Generate all consecutive element subarrays from a JavaScript array

Getting a single element from an array is easy, but what if you want to get all possible n-tuples of consecutive elements from an array? This is a fairly uncommon problem, yet it can be solved with a simple function.

Arrays of consecutive elements

All you need to do is use Array.prototype.map() in order to map each element to an array of n consecutive elements, using Array.prototype.slice() to extract the subarray. In order to make sure no subarrays with fewer than n elements are returned, you can use Array.prototype.slice() to remove the first n - 1 elements.

Finally, you can use Array.prototype.length to check if the length of the array is greater than n and return an empty array if it is not.

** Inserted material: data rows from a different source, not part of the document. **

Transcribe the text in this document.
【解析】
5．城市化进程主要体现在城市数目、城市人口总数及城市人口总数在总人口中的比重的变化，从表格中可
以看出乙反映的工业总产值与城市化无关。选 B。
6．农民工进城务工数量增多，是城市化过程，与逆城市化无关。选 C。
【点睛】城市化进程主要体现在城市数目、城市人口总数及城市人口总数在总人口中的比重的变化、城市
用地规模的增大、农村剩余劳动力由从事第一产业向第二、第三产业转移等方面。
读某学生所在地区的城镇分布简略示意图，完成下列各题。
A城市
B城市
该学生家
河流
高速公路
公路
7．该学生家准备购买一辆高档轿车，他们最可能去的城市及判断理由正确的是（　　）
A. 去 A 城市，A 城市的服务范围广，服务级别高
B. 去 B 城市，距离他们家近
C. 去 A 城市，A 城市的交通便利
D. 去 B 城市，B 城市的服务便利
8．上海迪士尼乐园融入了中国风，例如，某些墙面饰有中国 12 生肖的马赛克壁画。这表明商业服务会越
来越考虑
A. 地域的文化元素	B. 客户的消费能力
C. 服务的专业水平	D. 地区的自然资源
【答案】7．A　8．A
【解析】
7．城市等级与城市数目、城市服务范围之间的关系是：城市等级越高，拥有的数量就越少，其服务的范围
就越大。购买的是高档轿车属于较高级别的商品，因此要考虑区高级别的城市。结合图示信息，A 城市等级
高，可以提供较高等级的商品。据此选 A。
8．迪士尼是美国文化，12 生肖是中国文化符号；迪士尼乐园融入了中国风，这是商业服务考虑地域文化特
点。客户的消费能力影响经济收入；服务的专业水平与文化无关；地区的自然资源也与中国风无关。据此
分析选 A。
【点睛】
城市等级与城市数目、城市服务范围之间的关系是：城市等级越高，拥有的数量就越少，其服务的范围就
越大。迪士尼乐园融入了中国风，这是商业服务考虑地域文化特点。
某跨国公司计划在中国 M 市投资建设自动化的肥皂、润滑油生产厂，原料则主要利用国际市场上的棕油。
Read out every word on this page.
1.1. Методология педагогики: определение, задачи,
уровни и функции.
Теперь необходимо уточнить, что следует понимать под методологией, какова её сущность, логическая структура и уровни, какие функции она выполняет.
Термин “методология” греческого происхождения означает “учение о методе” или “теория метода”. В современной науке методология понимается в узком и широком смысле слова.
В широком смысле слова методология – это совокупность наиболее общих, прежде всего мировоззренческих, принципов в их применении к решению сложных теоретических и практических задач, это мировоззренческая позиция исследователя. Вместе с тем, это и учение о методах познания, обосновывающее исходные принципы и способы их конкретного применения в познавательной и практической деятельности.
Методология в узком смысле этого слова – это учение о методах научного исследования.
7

const aperture = (n, arr) =>
  n > arr.length
    ? []
    : arr.slice(n - 1).map((v, i) => arr.slice(i, i + n));

aperture(2, [1, 2, 3, 4]); // [[1, 2], [2, 3], [3, 4]]
aperture(3, [1, 2, 3, 4]); // [[1, 2, 3], [2, 3, 4]]
aperture(5, [1, 2, 3, 4]); // []

Mapped arrays of consecutive elements

Subsequently, if you want to apply a function to each of the subarrays, you can simply apply the function to each subarray during the mapping process.

const apertureMap = (arr, n, fn) =>
  n > arr.length
    ? []
    arr.slice(n - 1).map((v, i) => fn(arr.slice(i, i + n)));

apertureMap([1, 2, 3, 4, 5, 6, 7, 8, 9, 10], 3, x => x.join('-'));
// ['1-2-3', '2-3-4', '3-4-5', '4-5-6', '5-6-7', '6-7-8', '7-8-9', '8-9-10'];